Reinfuss: Dort gibt es viele Ansätze. Es beginnt z.B. im Rekrutierung-Prozess. Einem Bewerber „das Blaue vom Himmel“ zu erzählen fördert in vielen Fällen die Frühfluktuation. Auf der anderen Seite kann im Rahmen des Offboardings zum Beispiel ein Regain Management etabliert werden. Das bedeutet, dass mit Mitarbeitenden, die sich beruflich verändern, gezielt Kontakt gehalten wird, um sie zu einem späteren Zeitpunkt für vakante Positionen wieder zu gewinnen.
Wie wichtig ist denn allgemein die gezielte Ansprache von passiven Bewerbern?
Reinfuss: Für viele Unternehmen ist dies aktuell eine sehr wichtige Quelle für qualifizierte Bewerbungen.
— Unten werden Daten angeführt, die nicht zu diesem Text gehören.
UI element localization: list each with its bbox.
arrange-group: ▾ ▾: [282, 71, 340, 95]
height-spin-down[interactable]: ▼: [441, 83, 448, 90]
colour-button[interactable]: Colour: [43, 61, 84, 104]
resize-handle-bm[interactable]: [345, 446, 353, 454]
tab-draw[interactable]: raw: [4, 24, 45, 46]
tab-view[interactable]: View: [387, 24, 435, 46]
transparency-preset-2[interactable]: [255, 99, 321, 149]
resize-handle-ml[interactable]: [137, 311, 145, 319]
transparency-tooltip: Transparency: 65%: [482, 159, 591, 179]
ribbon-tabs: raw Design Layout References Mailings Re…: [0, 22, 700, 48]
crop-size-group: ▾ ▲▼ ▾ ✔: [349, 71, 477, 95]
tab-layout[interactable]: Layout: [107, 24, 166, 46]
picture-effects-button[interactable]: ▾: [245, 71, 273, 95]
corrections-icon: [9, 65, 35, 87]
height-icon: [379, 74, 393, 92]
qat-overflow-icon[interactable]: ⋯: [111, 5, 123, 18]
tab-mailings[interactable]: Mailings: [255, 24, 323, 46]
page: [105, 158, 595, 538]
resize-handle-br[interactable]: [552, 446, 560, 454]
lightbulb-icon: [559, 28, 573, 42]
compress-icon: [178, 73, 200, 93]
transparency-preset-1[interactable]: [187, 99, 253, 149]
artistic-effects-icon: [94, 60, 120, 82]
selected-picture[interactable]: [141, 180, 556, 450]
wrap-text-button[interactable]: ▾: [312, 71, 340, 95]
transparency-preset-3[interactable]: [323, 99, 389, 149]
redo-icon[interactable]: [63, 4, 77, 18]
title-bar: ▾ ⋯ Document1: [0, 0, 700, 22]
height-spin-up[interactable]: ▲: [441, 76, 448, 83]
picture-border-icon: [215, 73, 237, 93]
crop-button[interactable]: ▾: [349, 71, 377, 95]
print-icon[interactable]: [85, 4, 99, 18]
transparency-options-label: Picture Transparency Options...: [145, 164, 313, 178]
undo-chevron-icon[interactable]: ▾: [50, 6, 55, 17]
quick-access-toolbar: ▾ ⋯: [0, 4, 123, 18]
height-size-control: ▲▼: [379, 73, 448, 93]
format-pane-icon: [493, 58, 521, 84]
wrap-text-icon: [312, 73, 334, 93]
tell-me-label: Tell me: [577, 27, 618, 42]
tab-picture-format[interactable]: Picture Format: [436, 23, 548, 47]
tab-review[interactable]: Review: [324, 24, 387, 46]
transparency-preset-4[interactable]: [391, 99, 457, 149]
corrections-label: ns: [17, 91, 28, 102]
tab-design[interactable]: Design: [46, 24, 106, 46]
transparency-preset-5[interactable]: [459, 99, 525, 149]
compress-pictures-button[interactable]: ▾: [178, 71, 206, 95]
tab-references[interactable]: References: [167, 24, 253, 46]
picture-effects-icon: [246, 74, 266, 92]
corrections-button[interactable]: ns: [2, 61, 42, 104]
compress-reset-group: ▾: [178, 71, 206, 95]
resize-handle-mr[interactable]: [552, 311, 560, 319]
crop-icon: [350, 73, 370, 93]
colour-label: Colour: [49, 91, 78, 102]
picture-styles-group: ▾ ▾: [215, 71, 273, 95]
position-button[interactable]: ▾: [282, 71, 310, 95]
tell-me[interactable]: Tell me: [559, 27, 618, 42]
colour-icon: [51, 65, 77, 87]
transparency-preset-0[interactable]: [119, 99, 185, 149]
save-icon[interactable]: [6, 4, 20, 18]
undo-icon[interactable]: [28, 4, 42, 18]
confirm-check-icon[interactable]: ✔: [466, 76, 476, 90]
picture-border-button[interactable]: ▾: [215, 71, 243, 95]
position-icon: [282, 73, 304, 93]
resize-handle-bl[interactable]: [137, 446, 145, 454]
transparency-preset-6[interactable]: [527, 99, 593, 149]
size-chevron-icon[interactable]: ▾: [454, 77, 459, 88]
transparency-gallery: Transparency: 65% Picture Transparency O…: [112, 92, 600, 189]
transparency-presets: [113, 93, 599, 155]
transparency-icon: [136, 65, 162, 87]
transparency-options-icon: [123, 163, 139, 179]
Nach der aktuellen Gallup Studie sind aktuell rund 40% offen für eine neue Aufgabe, bewerben sich aber noch nicht aktiv.
Noch einmal zurück zur Mitarbeiterbindung: Wie können Unternehmen Mitarbeiter langfristig halten?
Reinfuss: Mitarbeiterbindung und positive Erfahrungen werden am ehesten durch die emotionale Bindung geschaffen. Das bedeutet salopp formuliert: Durch eine gute Stimmung im Team, in der Abteilung zwischen den Kollegen und zu den Führungskräften. Die Personalabteilung kann an dieser Stelle mit einem Instrument zur Durchführung des Mitarbeitergesprächs, mit Maßnahmen zur Kulturförderung, wie Teamentwicklung Events oder im Rahmen der Auswahl von Führungskräften ansetzen.
Stichwort Unternehmenskultur: Welche Rolle spielt die Arbeitgebermarke bei der Gewinnung von Fachkräften?
Reinfuss: Die Arbeitgebermarke und die Arbeitgeberattraktivität spielen eine große Rolle bei der Gewinnung von Fachkräften, sofern es sich dabei nicht nur um eine „Hochglanzbroschüre“ handelt. Sprich: Die Botschaften des Unternehmens dürfen nicht nur extern kommuniziert, sondern sollen auch intern gelebt werden und Thema sein.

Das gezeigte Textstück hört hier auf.